Cosa fare a New York: High Line Park

In questo afoso mercoledì per chi è in città ci vorrebbe proprio un immersione in un polmone verde come l’High Line Park. Oggi la special guest è Francesca del blog chicksandtrips che gestisce insieme ad un gruppo di ragazze sparse per l’Italia con la passione dei viaggi.
Senese di nascita ma europea per vocazione, ha appeso al chiodo la sua laurea in giurisprudenza per scrivere, fare foto e cadere da cavallo. Oggi ci parla di New York e di un posticino che fa fresco solo a guardarlo. Buona lettura!

Una delle cose che più mi piace di New York City è la sua grande capacità di riciclarsi. Aree urbane che da noi sarebbero lasciate in balìa del degrado (o peggio dei vandali), lì sono trasformate in qualcosa di completamente diverso da quello che erano, prendendo nuova linfa vitale e servendo la comunità in altro modo.
Un esempio di questo modo di vivere la città è l’High Line Park.

New York High line

Cosa fare a New York: High Line Park

La High Line era una ferrovia sospesa, un lungo ponte che attraversava tutto il West Side per portare merci dai docks fino ai magazzini del Meat Packing District. A nove metri da terra, per circa cinquant’anni, ha sorretto treni per essere poi chiusa nel 1980.
Nel 2002 fu annunciato un piano per recuperare la ferrovia e trasformarla in un parco pubblico, aperto nel 2009.

Il risultato è strabiliante.

Per più di 2 kilometri si può passeggiare sospesi per le strade della Grande Mela, sedersi in panchine di legno o sdraiarsi in comode chaise long. Alcune parti sono state lasciate in balìa della natura che si era presa la ferrovia in decenni di abbandono; in alcuni punti scorre un piccolo corso d’acqua, in altri sono state piantate vere e proprie foreste pensili.
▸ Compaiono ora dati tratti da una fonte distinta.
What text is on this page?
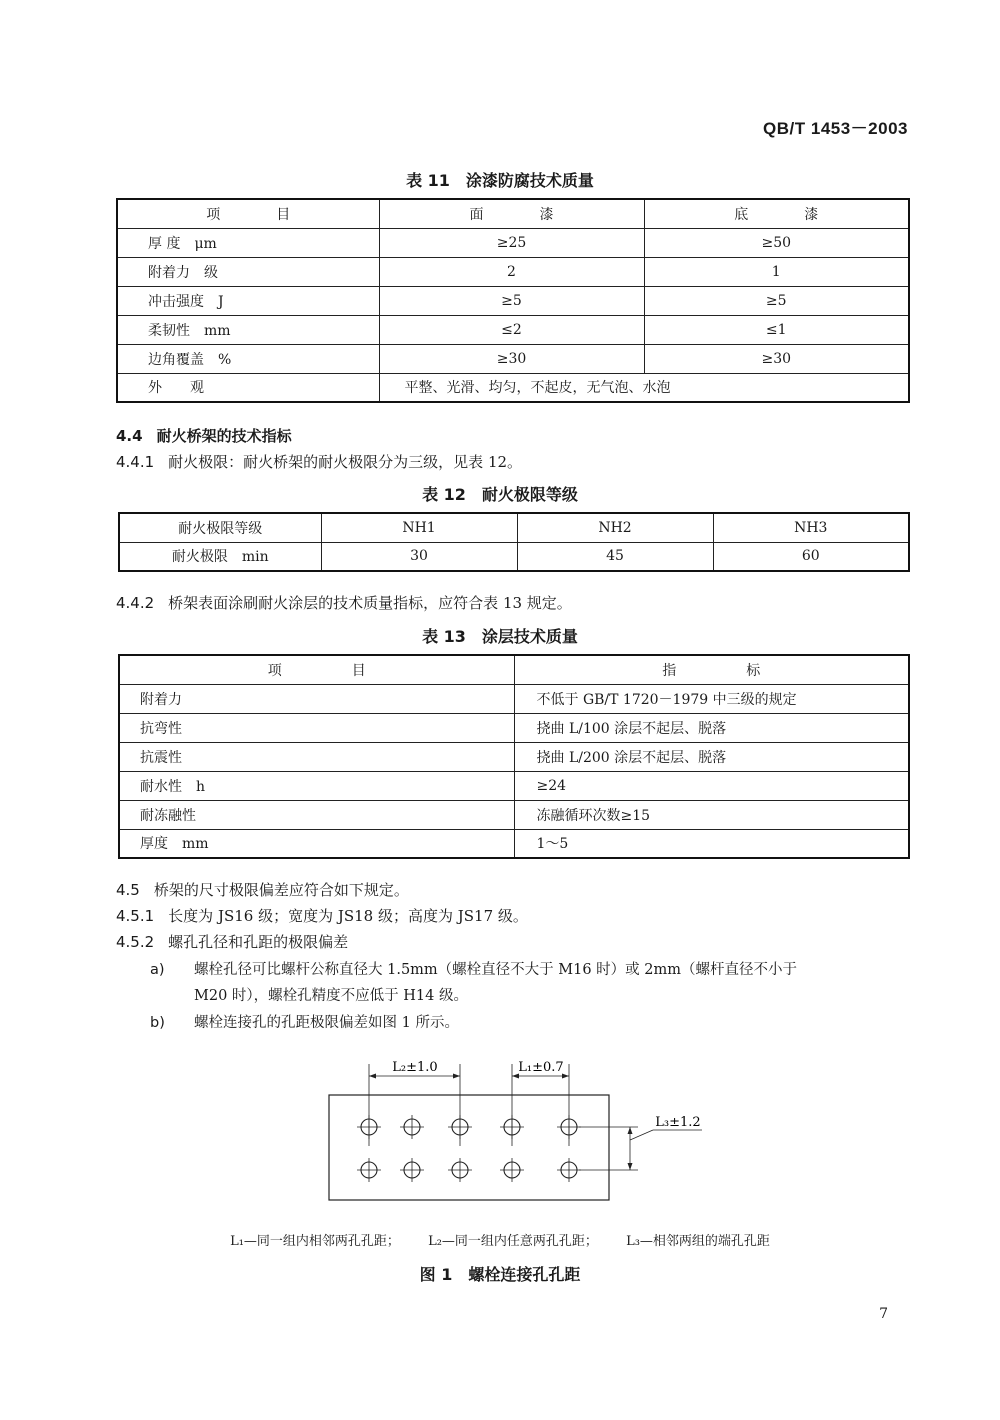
QB/T 1453－2003
表 11　涂漆防腐技术质量
项　　　　目	面　　　　漆	底　　　　漆
厚 度　μm	≥25	≥50
附着力　级	2	1
冲击强度　J	≥5	≥5
柔韧性　mm	≤2	≤1
边角覆盖　%	≥30	≥30
外　　观	平整、光滑、均匀，不起皮，无气泡、水泡	
4.4 耐火桥架的技术指标
4.4.1 耐火极限：耐火桥架的耐火极限分为三级，见表 12。
表 12　耐火极限等级
耐火极限等级	NH1	NH2	NH3
耐火极限　min	30	45	60
4.4.2 桥架表面涂刷耐火涂层的技术质量指标，应符合表 13 规定。
表 13　涂层技术质量
项　　　　　目	指　　　　　标
附着力	不低于 GB/T 1720－1979 中三级的规定
抗弯性	挠曲 L/100 涂层不起层、脱落
抗震性	挠曲 L/200 涂层不起层、脱落
耐水性　h	≥24
耐冻融性	冻融循环次数≥15
厚度　mm	1～5
4.5 桥架的尺寸极限偏差应符合如下规定。
4.5.1 长度为 JS16 级；宽度为 JS18 级；高度为 JS17 级。
4.5.2 螺孔孔径和孔距的极限偏差
a) 螺栓孔径可比螺杆公称直径大 1.5mm（螺栓直径不大于 M16 时）或 2mm（螺杆直径不小于
M20 时），螺栓孔精度不应低于 H14 级。
b) 螺栓连接孔的孔距极限偏差如图 1 所示。
L₂±1.0	L₁±0.7
L₃±1.2
L₁—同一组内相邻两孔孔距； L₂—同一组内任意两孔孔距； L₃—相邻两组的端孔孔距
图 1　螺栓连接孔孔距
7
Tutto si armonizza perfettamente con la metropoli circostante, in un modo così naturale, da essere quasi magico.

Sembra che l’High Line Park sia stato creato apposta e che sia lì da sempre.

Naturalmente la fauna che lo popola è assolutamente eccentrica. C’è chi vende poemi scritti al momento (“about anyone or anything”), chi fa jogging tra i binari, chi fotografa lo skyline newyorkese, chi sbircia negli appartamenti costruiti accanto alla ferrovia.

Sì, c’è il wifi gratis e l’immancabile gelateria italiana.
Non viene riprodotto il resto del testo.